Urban development megaproject in Punjab, Pakistan

The Ravi Riverfront Urban Development Project (RRUDP) is an urban development megaproject in Lahore District, Punjab, Pakistan that runs along the Ravi River in a north-east to south-west direction. It includes the construction of a 102074 acre planned city and the rehabilitation of the Ravi River into a perennial freshwater body. The project is to be completed in three phases. It is expected to be the largest riverfront of the world when finished.

== History ==
The idea of an urban development on the Ravi riverfront was first suggested in 1947 by the then Deputy Commissioner of Lahore. In 2013, the Government of Punjab began considering the project, which was initially planned to span over 44000 acre. In 2014, Lahore Development Authority hired Singapore-based architectural firm Meinhardt Group to run a feasibility study on the Ravi River for the development of the project.

The project was inaugurated on 7 August 2020 by then Prime Minister Imran Khan, and construction began in December 2020.

After the project was scrapped by the Islamabad High Court, Imran Khan's government in Punjab began working on the project once again in September 2022. As of September 2022, it had attracted in foreign investment.

== Project details ==
The Rs. 5 trillion project aims to rehabilitate and develop the Ravi River into a perennial freshwater body, with high-quality urban development on the adjoining land for up to about 35 million inhabitants. The idea is based on the developments around the River Thames in London. Ravi Urban Development Authority, founded in July 2020, is to oversee the project.

In August 2020, the Provincial Minister of Punjab for housing, urban development and public health engineering Mehmood-ur-Rasheed announced the revised area of the riverfront development to be 100000 acre instead of 18,000 hectares. 70% of its area will be reserved for the plantation of 6 million trees. A lake, an urban forest, three barrages and six water treatment plants will be built in the first phase. Upper Chenab Canal and BRB canal will be used to provide water to the development, if needed.

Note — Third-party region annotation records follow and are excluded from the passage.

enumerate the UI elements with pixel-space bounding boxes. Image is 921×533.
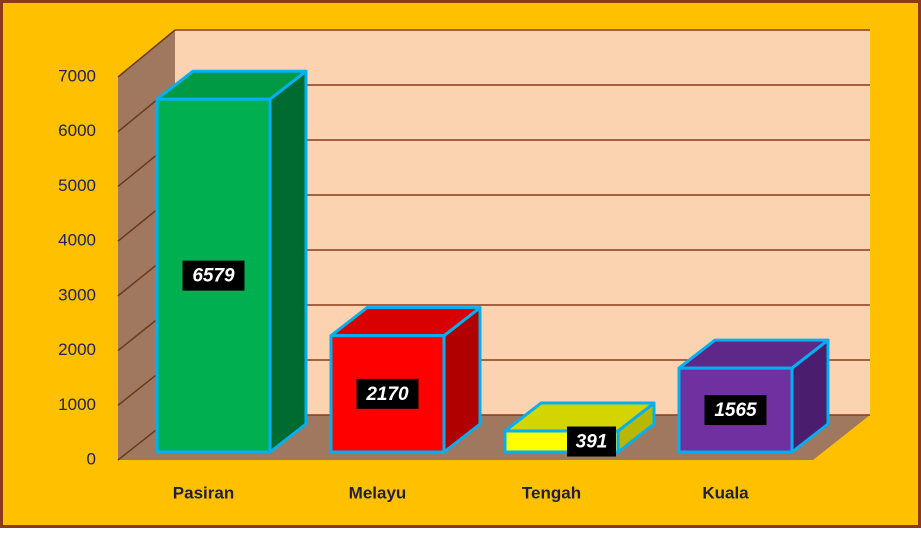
- grid-line: [117, 29, 176, 78]
- y-tick-label: 5000: [58, 176, 96, 195]
- data-label: 2170: [365, 384, 409, 405]
- x-tick-label: Melayu: [349, 483, 407, 502]
- data-label: 6579: [192, 266, 235, 287]
- bar-side: [268, 69, 308, 454]
- label-box: [704, 395, 767, 426]
- y-tick-label: 2000: [58, 340, 96, 359]
- y-tick-label: 0: [87, 449, 96, 468]
- label-box: [182, 260, 245, 291]
- x-tick-label: Pasiran: [173, 483, 234, 502]
- label-box: [356, 378, 419, 409]
- y-tick-label: 3000: [58, 285, 96, 304]
- x-tick-label: Tengah: [522, 483, 581, 502]
- y-tick-label: 7000: [58, 66, 96, 85]
- y-tick-label: 4000: [58, 231, 96, 250]
- y-tick-label: 1000: [58, 395, 96, 414]
- y-tick-label: 6000: [58, 121, 96, 140]
- back-wall: [175, 30, 870, 415]
- data-label: 1565: [714, 400, 757, 421]
- label-box: [567, 426, 616, 457]
- x-tick-label: Kuala: [702, 483, 749, 502]
- data-label: 391: [576, 432, 608, 453]
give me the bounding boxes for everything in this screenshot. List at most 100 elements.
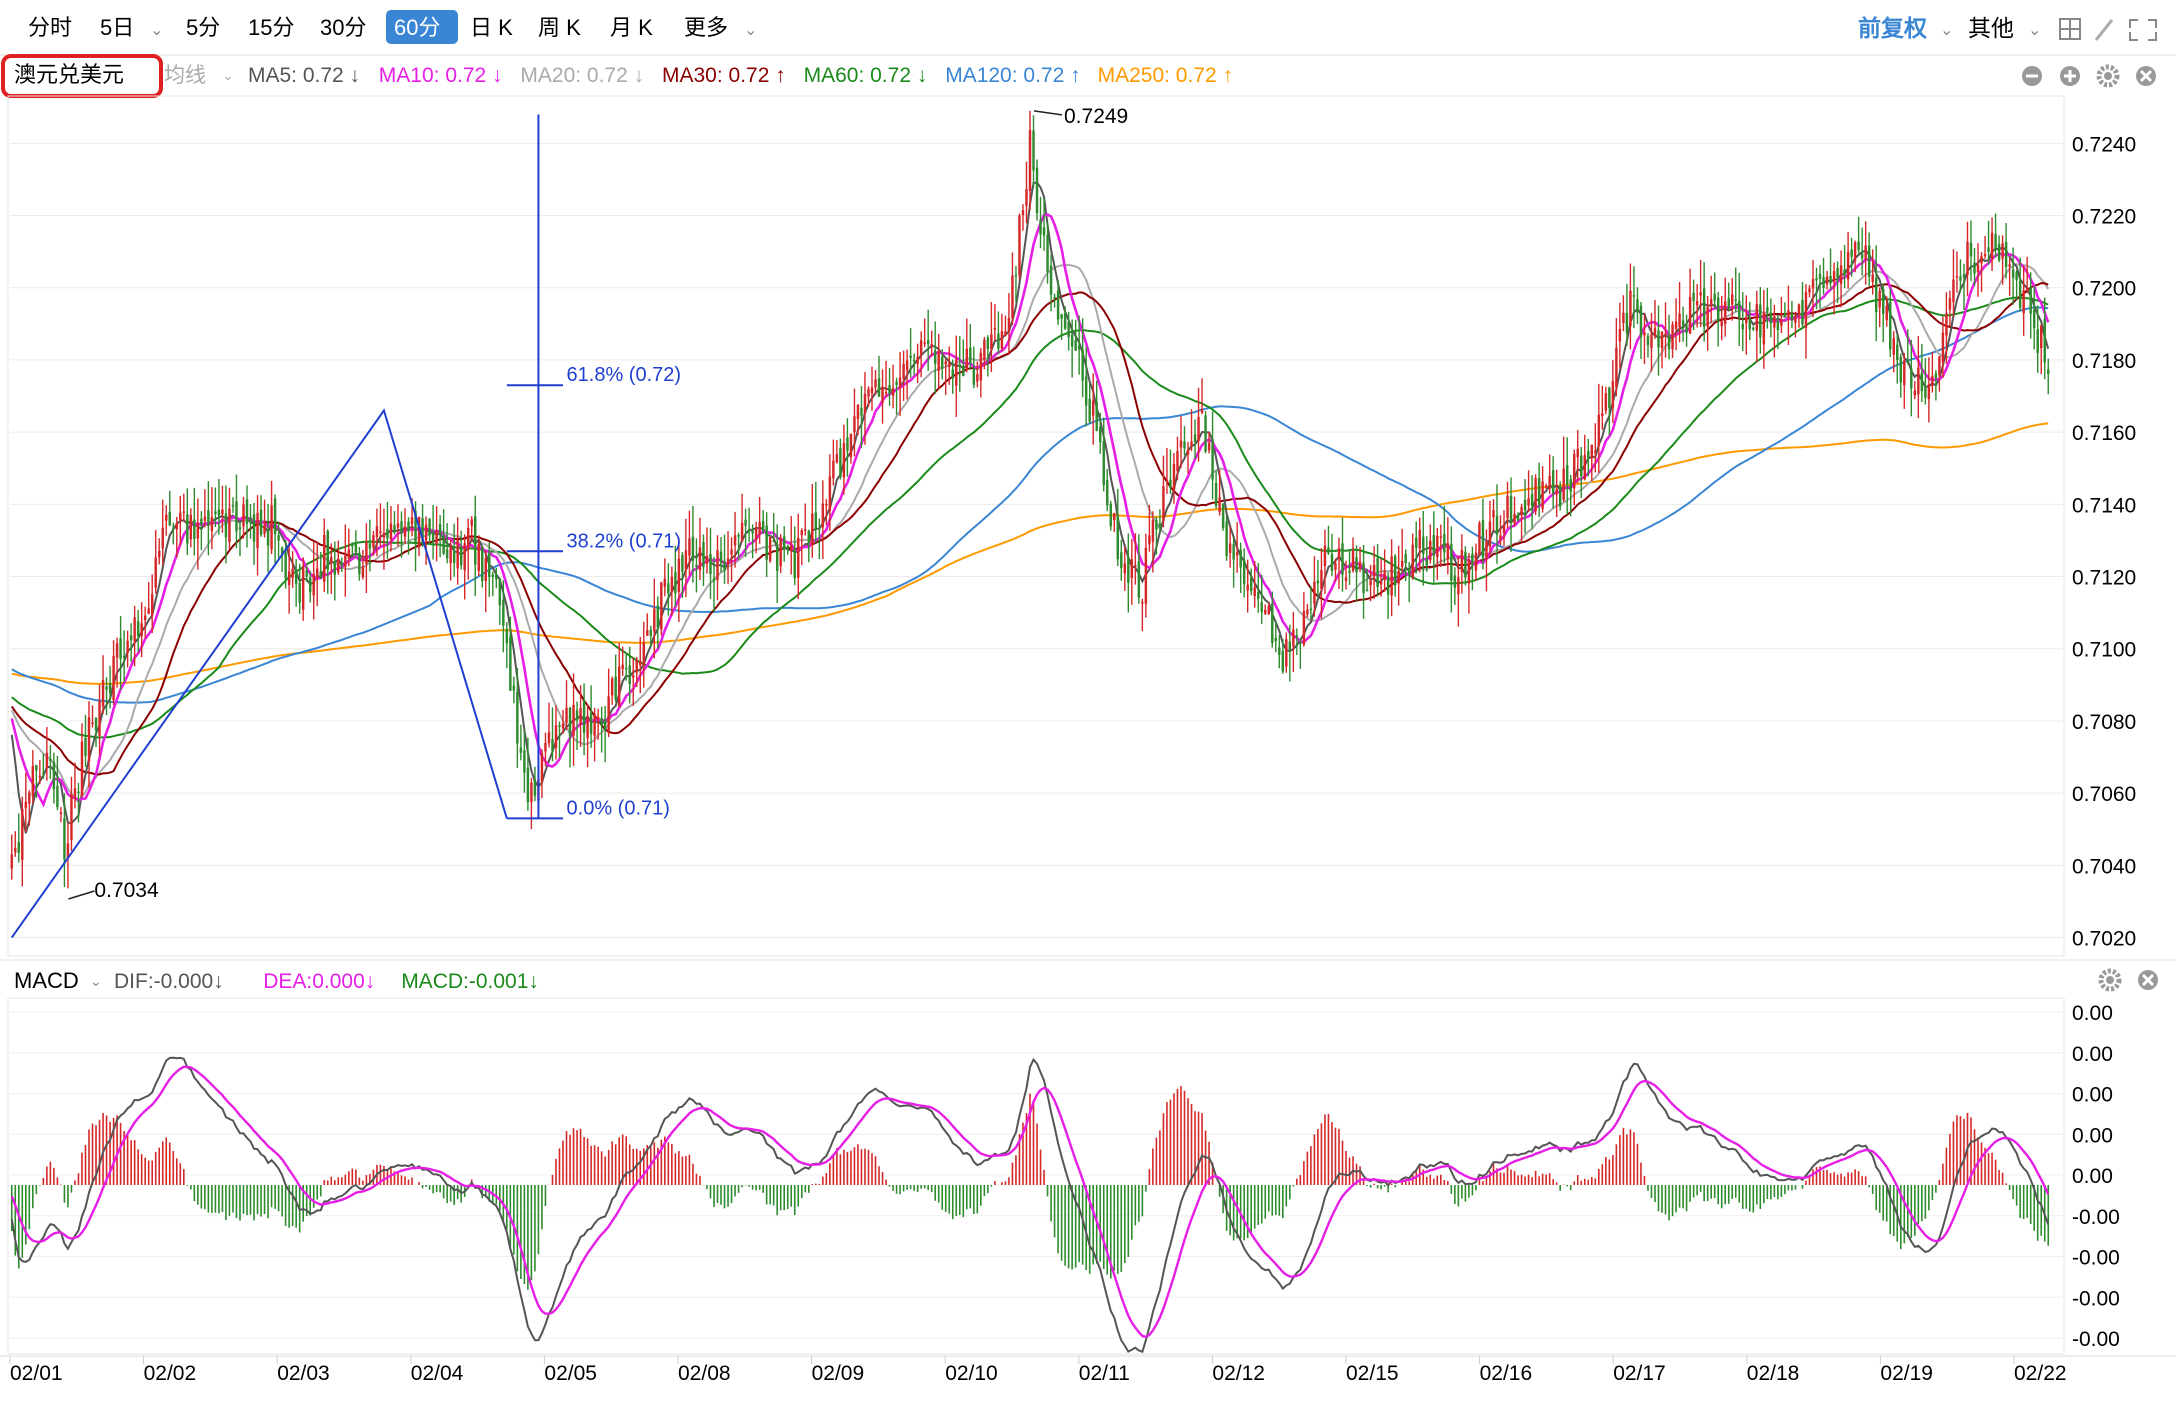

The masterplan is to build a modern city on the banks of the Ravi River, bordering Lahore on the north and the west sides, consisting of green belts, piers, and boardwalks, along with 1.4 million residential units.

== Criticism ==
The Ravi Riverfront development has faced criticism that it is leading to "rampant land grabs" which may displace thousands of farmers. There are accusations that the government is expropriating the land for the benefit of commercial developers, at below the fair value, and a Lahore High Court ruling has found "gross irregularities" in the development process. Further there are concerns of the environmental impact of the development.